Comparative Activation of Aflatoxin B1 by Mammlian Pulmonary Tissues
Occupational exposures to respirable dusts contaminated with the mycotoxin aflatoxin b1 (AFB1) have been associated with an increased incidence of upper airway tumors. To investigate this possible etiology we compared the abilities of tracheal and lung S9 from rabbit, hamster and rat to activate AFB1 to mutagens in Salmonella typhimurium TA 98. The activation of AFB1 was compared to that of benzo[a]pyrene (B[a] P), a known respiratory carcinogen.

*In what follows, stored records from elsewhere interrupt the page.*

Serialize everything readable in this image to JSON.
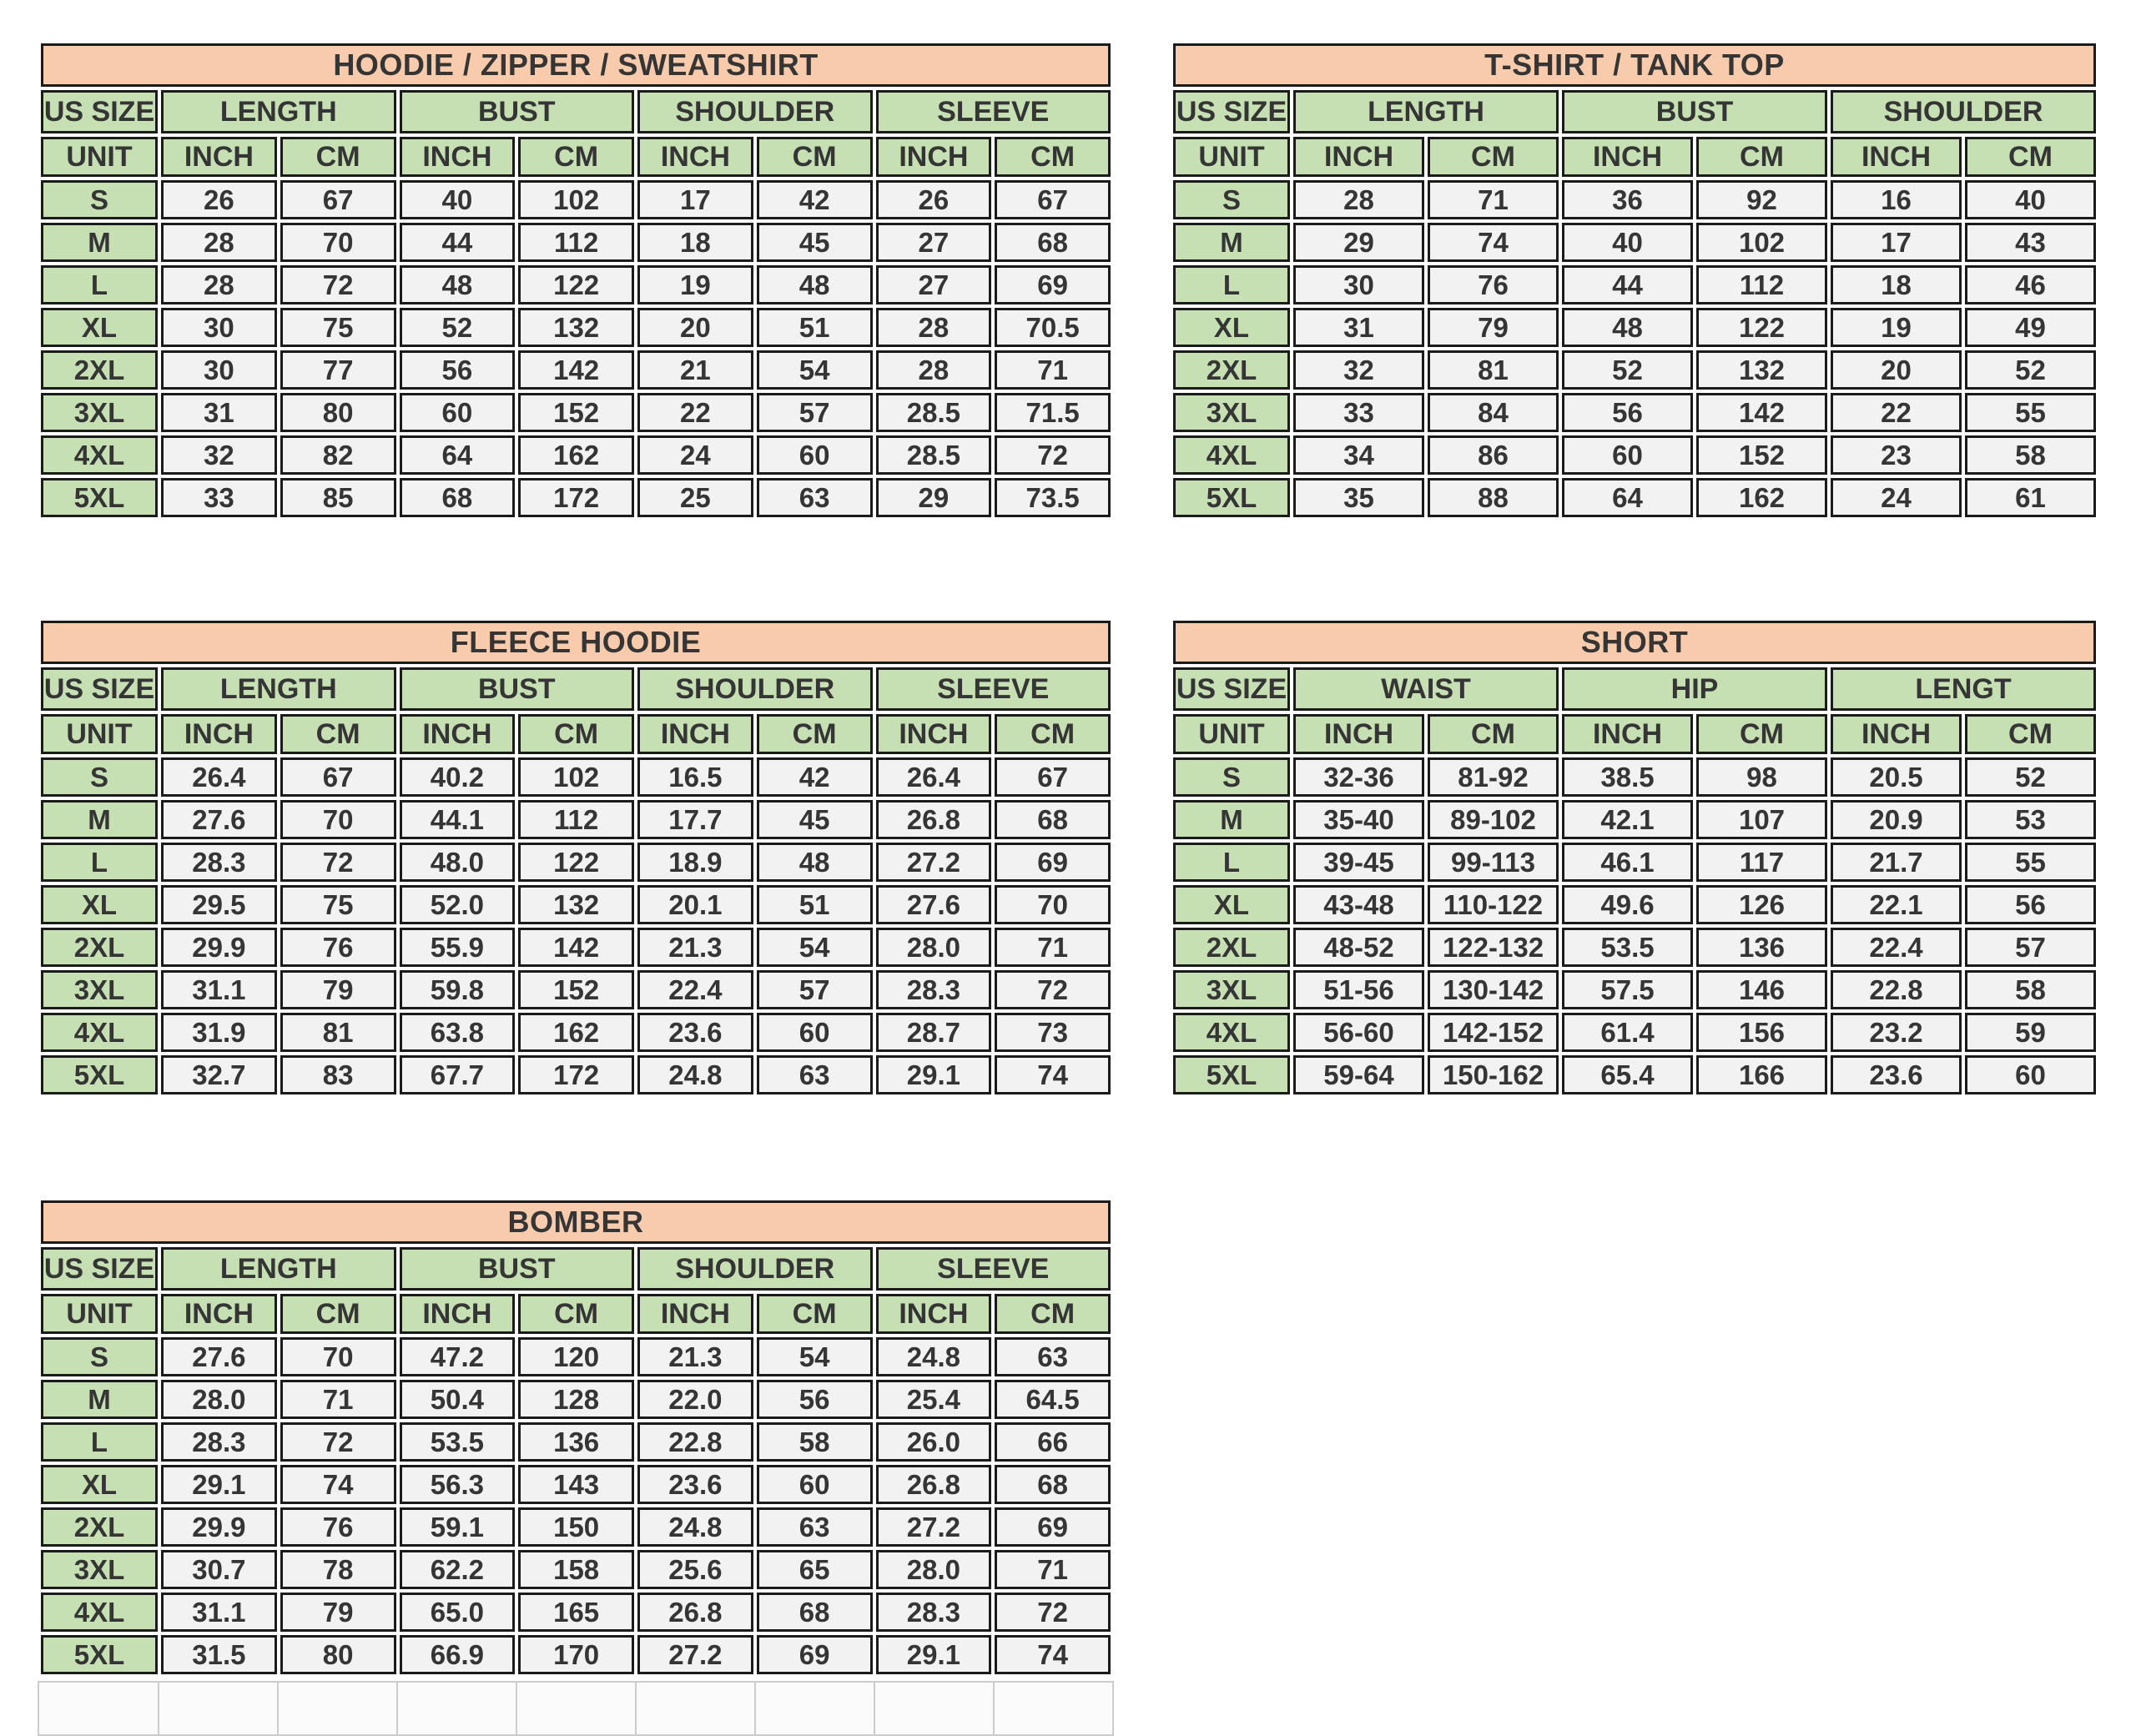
{
  "colors": {
    "title_bg": "#F8CBAD",
    "header_bg": "#C6E0B4",
    "cell_bg": "#F2F2F2",
    "border": "#1B1B1B",
    "text": "#353535"
  },
  "labels": {
    "us_size": "US SIZE",
    "unit": "UNIT",
    "inch": "INCH",
    "cm": "CM"
  },
  "tables": [
    {
      "id": "hoodie-zipper-sweatshirt",
      "title": "HOODIE / ZIPPER / SWEATSHIRT",
      "groups": [
        "LENGTH",
        "BUST",
        "SHOULDER",
        "SLEEVE"
      ],
      "rows": [
        {
          "size": "S",
          "values": [
            "26",
            "67",
            "40",
            "102",
            "17",
            "42",
            "26",
            "67"
          ]
        },
        {
          "size": "M",
          "values": [
            "28",
            "70",
            "44",
            "112",
            "18",
            "45",
            "27",
            "68"
          ]
        },
        {
          "size": "L",
          "values": [
            "28",
            "72",
            "48",
            "122",
            "19",
            "48",
            "27",
            "69"
          ]
        },
        {
          "size": "XL",
          "values": [
            "30",
            "75",
            "52",
            "132",
            "20",
            "51",
            "28",
            "70.5"
          ]
        },
        {
          "size": "2XL",
          "values": [
            "30",
            "77",
            "56",
            "142",
            "21",
            "54",
            "28",
            "71"
          ]
        },
        {
          "size": "3XL",
          "values": [
            "31",
            "80",
            "60",
            "152",
            "22",
            "57",
            "28.5",
            "71.5"
          ]
        },
        {
          "size": "4XL",
          "values": [
            "32",
            "82",
            "64",
            "162",
            "24",
            "60",
            "28.5",
            "72"
          ]
        },
        {
          "size": "5XL",
          "values": [
            "33",
            "85",
            "68",
            "172",
            "25",
            "63",
            "29",
            "73.5"
          ]
        }
      ]
    },
    {
      "id": "t-shirt-tank-top",
      "title": "T-SHIRT / TANK TOP",
      "groups": [
        "LENGTH",
        "BUST",
        "SHOULDER"
      ],
      "rows": [
        {
          "size": "S",
          "values": [
            "28",
            "71",
            "36",
            "92",
            "16",
            "40"
          ]
        },
        {
          "size": "M",
          "values": [
            "29",
            "74",
            "40",
            "102",
            "17",
            "43"
          ]
        },
        {
          "size": "L",
          "values": [
            "30",
            "76",
            "44",
            "112",
            "18",
            "46"
          ]
        },
        {
          "size": "XL",
          "values": [
            "31",
            "79",
            "48",
            "122",
            "19",
            "49"
          ]
        },
        {
          "size": "2XL",
          "values": [
            "32",
            "81",
            "52",
            "132",
            "20",
            "52"
          ]
        },
        {
          "size": "3XL",
          "values": [
            "33",
            "84",
            "56",
            "142",
            "22",
            "55"
          ]
        },
        {
          "size": "4XL",
          "values": [
            "34",
            "86",
            "60",
            "152",
            "23",
            "58"
          ]
        },
        {
          "size": "5XL",
          "values": [
            "35",
            "88",
            "64",
            "162",
            "24",
            "61"
          ]
        }
      ]
    },
    {
      "id": "fleece-hoodie",
      "title": "FLEECE HOODIE",
      "groups": [
        "LENGTH",
        "BUST",
        "SHOULDER",
        "SLEEVE"
      ],
      "rows": [
        {
          "size": "S",
          "values": [
            "26.4",
            "67",
            "40.2",
            "102",
            "16.5",
            "42",
            "26.4",
            "67"
          ]
        },
        {
          "size": "M",
          "values": [
            "27.6",
            "70",
            "44.1",
            "112",
            "17.7",
            "45",
            "26.8",
            "68"
          ]
        },
        {
          "size": "L",
          "values": [
            "28.3",
            "72",
            "48.0",
            "122",
            "18.9",
            "48",
            "27.2",
            "69"
          ]
        },
        {
          "size": "XL",
          "values": [
            "29.5",
            "75",
            "52.0",
            "132",
            "20.1",
            "51",
            "27.6",
            "70"
          ]
        },
        {
          "size": "2XL",
          "values": [
            "29.9",
            "76",
            "55.9",
            "142",
            "21.3",
            "54",
            "28.0",
            "71"
          ]
        },
        {
          "size": "3XL",
          "values": [
            "31.1",
            "79",
            "59.8",
            "152",
            "22.4",
            "57",
            "28.3",
            "72"
          ]
        },
        {
          "size": "4XL",
          "values": [
            "31.9",
            "81",
            "63.8",
            "162",
            "23.6",
            "60",
            "28.7",
            "73"
          ]
        },
        {
          "size": "5XL",
          "values": [
            "32.7",
            "83",
            "67.7",
            "172",
            "24.8",
            "63",
            "29.1",
            "74"
          ]
        }
      ]
    },
    {
      "id": "short",
      "title": "SHORT",
      "groups": [
        "WAIST",
        "HIP",
        "LENGT"
      ],
      "rows": [
        {
          "size": "S",
          "values": [
            "32-36",
            "81-92",
            "38.5",
            "98",
            "20.5",
            "52"
          ]
        },
        {
          "size": "M",
          "values": [
            "35-40",
            "89-102",
            "42.1",
            "107",
            "20.9",
            "53"
          ]
        },
        {
          "size": "L",
          "values": [
            "39-45",
            "99-113",
            "46.1",
            "117",
            "21.7",
            "55"
          ]
        },
        {
          "size": "XL",
          "values": [
            "43-48",
            "110-122",
            "49.6",
            "126",
            "22.1",
            "56"
          ]
        },
        {
          "size": "2XL",
          "values": [
            "48-52",
            "122-132",
            "53.5",
            "136",
            "22.4",
            "57"
          ]
        },
        {
          "size": "3XL",
          "values": [
            "51-56",
            "130-142",
            "57.5",
            "146",
            "22.8",
            "58"
          ]
        },
        {
          "size": "4XL",
          "values": [
            "56-60",
            "142-152",
            "61.4",
            "156",
            "23.2",
            "59"
          ]
        },
        {
          "size": "5XL",
          "values": [
            "59-64",
            "150-162",
            "65.4",
            "166",
            "23.6",
            "60"
          ]
        }
      ]
    },
    {
      "id": "bomber",
      "title": "BOMBER",
      "groups": [
        "LENGTH",
        "BUST",
        "SHOULDER",
        "SLEEVE"
      ],
      "rows": [
        {
          "size": "S",
          "values": [
            "27.6",
            "70",
            "47.2",
            "120",
            "21.3",
            "54",
            "24.8",
            "63"
          ]
        },
        {
          "size": "M",
          "values": [
            "28.0",
            "71",
            "50.4",
            "128",
            "22.0",
            "56",
            "25.4",
            "64.5"
          ]
        },
        {
          "size": "L",
          "values": [
            "28.3",
            "72",
            "53.5",
            "136",
            "22.8",
            "58",
            "26.0",
            "66"
          ]
        },
        {
          "size": "XL",
          "values": [
            "29.1",
            "74",
            "56.3",
            "143",
            "23.6",
            "60",
            "26.8",
            "68"
          ]
        },
        {
          "size": "2XL",
          "values": [
            "29.9",
            "76",
            "59.1",
            "150",
            "24.8",
            "63",
            "27.2",
            "69"
          ]
        },
        {
          "size": "3XL",
          "values": [
            "30.7",
            "78",
            "62.2",
            "158",
            "25.6",
            "65",
            "28.0",
            "71"
          ]
        },
        {
          "size": "4XL",
          "values": [
            "31.1",
            "79",
            "65.0",
            "165",
            "26.8",
            "68",
            "28.3",
            "72"
          ]
        },
        {
          "size": "5XL",
          "values": [
            "31.5",
            "80",
            "66.9",
            "170",
            "27.2",
            "69",
            "29.1",
            "74"
          ]
        }
      ]
    }
  ]
}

These species differ in airway morphology with respect to numbers of metabolically-active non-ciliated tracheal epithelial cells. Tracheas from hamster and rabbit and lung from rabbit were active in converting AFB1 to bacterial mutagens. Trachea from hamster was more efficient in activating AFB1 to mutagens than lung, while rabbit lung was over 4 times more active in converting AFB1 to mutagens than that from trachea. In all cases, AFB1 was more mutagenic than B[a] P. The relative capabilities of trachea to activate AFB1 were in agreement with the ability of cultured tracheas from these species to form to AFB1-DNA adducts. These results demonstrate that AFB1 is activated more efficiently than B[a] P in the lung, and that the metabolic capabilities of airway epithelium to activate AFB1 are not predictable by airway morphology.
Ball, R.W., Huie, J.M. and R.A. Coulombe, Jr. (1995). Comparative activation of aflatoxin B1 by mammlian pulmonary tissues. Toxicology Lett. 75: 119-125.